The formula

$$ \textrm{Set}(x) = \textrm{Set}(y) \iff \left\lfloor \frac{x}{B} \right\rfloor \equiv_{S} \left\lfloor \frac{y}{B} \right\rfloor $$ where $$B = \textrm{Blocksize}$$ $$S = \frac{\textrm{Cache Size}}{\textrm{Associativity} \cdot \textrm{Blocksize}}$$


Learning about how caches work can be a very disorienting process to say the least. Worse even, learning theory may not exactly be correlated with being able to actually determine if a cache access is a hit or a miss, as one can be caught up in the hardware. Here I present a formula which abstracts most of this thinking away in favour of a very mechanical process.

Cache Basics

I will not explain the entire theory behind caches, but I find it useful to find understand where the formula comes from. Given a cache structure as follows: A cache consists of $S$ sets, of $A$ blocks (also known as the associativity) which consist of $B$ bytes (also known as the block size). If we multiply all these quantities we get $S \cdot A \cdot B = \textrm{Cache size}$.

Remark: It is almost always the case that all these quantities are a power of two for hardware related reasons, as such it is often ideal to write them as powers of two

The Cache Formula 2023-02-13 21.13.55

In this example we have $2^3 = 8$ sets in red, each set consists of $2^2 = 4$ blocks in purple and each block consists of $2^3 = 8$ bytes in blue.

Now how do we address bytes in this cache? Notice first of all that caches are designed as for cache blocks in the same cache set are meant to be shuffled around (according to eviction principles like FIFO or LRU), so we cannot address which block inside of a set something goes into. But we can address which set and what position inside of a block.

Namely we do this in binary: Assume we want the $s$-th set, the $b$-th byte in that block. Convert the numbers $s$, $b$ in binary and write them resulting binary numbers in that order.

For example $(s, b) = (1, 3)$: $001$, $011$ $\Rightarrow$ we get the cache address $001011$

Notice that this is completely reversible, for example we can find that

$111000 \Rightarrow 111, 000 \Rightarrow (7,0)$

Now we are missing the final piece of the puzzle: Given an address of a cache access how do we find its cache address? It’s easy: it’s the last few bits.

In specific notice that cache addresses always have length $L = \log_2(S) + \log_2(B)$ and such we just take the last $L$ bits of an address. For example given the 32-bit address $$122478789 = 0111 0100 1100 1110 0000 1100 0101$$ In our example we take the last $\log_2(L) = \log_2(S) + \log_2(B) = 3 + 3 = 6$ bits to find that it has cache address $000101$ and therefore goes into cache set $0$ and the $5$-th position in a block.

Deriving the formula

Let $\textrm{Set}$ be a function which takes a given address $x$ (in decimal) and assigns it to a given cache set $s$.
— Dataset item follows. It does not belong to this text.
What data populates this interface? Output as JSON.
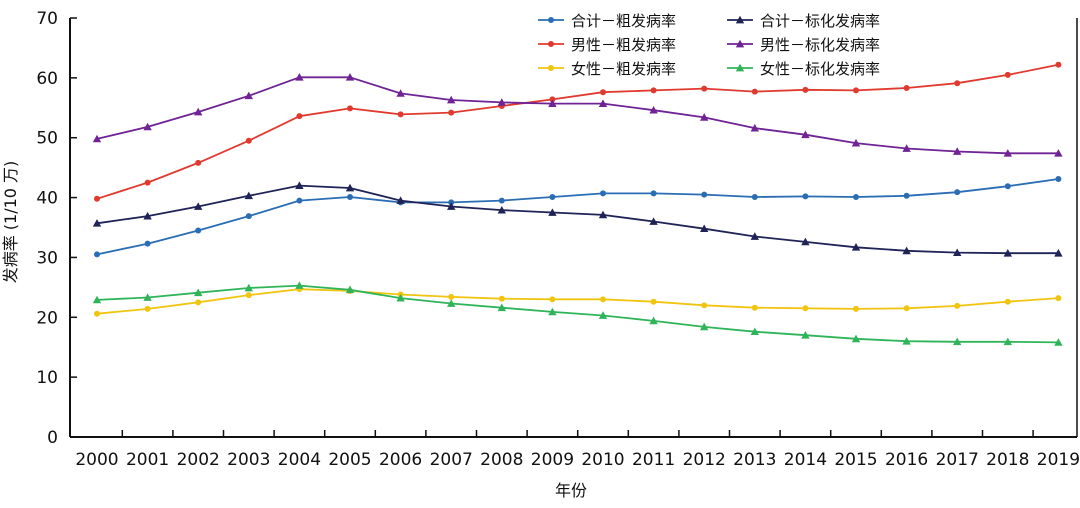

In words, $\textrm{Set}$ writes down the decimal number in binary, then takes the last $\log_2(L)$ bits and then takes the first $S$ bits of that. Now notice that we can do all this by floored division and modulo operators:

$$ \textrm{Set}(x) = \left\lfloor \frac{x \;\% \; L}{S} \right\rfloor $$ Alternatively we can also that $\textrm{Set}(x)$ removes the last $B$ bits and then takes the last $S$ bits of what is left: $$ \textrm{Set}(x) = \left\lfloor \frac{x}{B} \right\rfloor \% \; S $$ Therefore, two addresses map to the same set if $$ \textrm{Set}(x) = \textrm{Set}(y) \iff \left\lfloor \frac{x}{B} \right\rfloor \% \; S = \left\lfloor \frac{y}{B} \right\rfloor \% \; S \iff \left\lfloor \frac{x}{B} \right\rfloor \equiv_{S} \left\lfloor \frac{y}{B} \right\rfloor $$

What about Associativity?

One may notice that Associativity does not actually occur in this formula. This may lead to the conclusion that associativity never has to be considered when asking if two addresses map to the same set. This is correct with a big asterik.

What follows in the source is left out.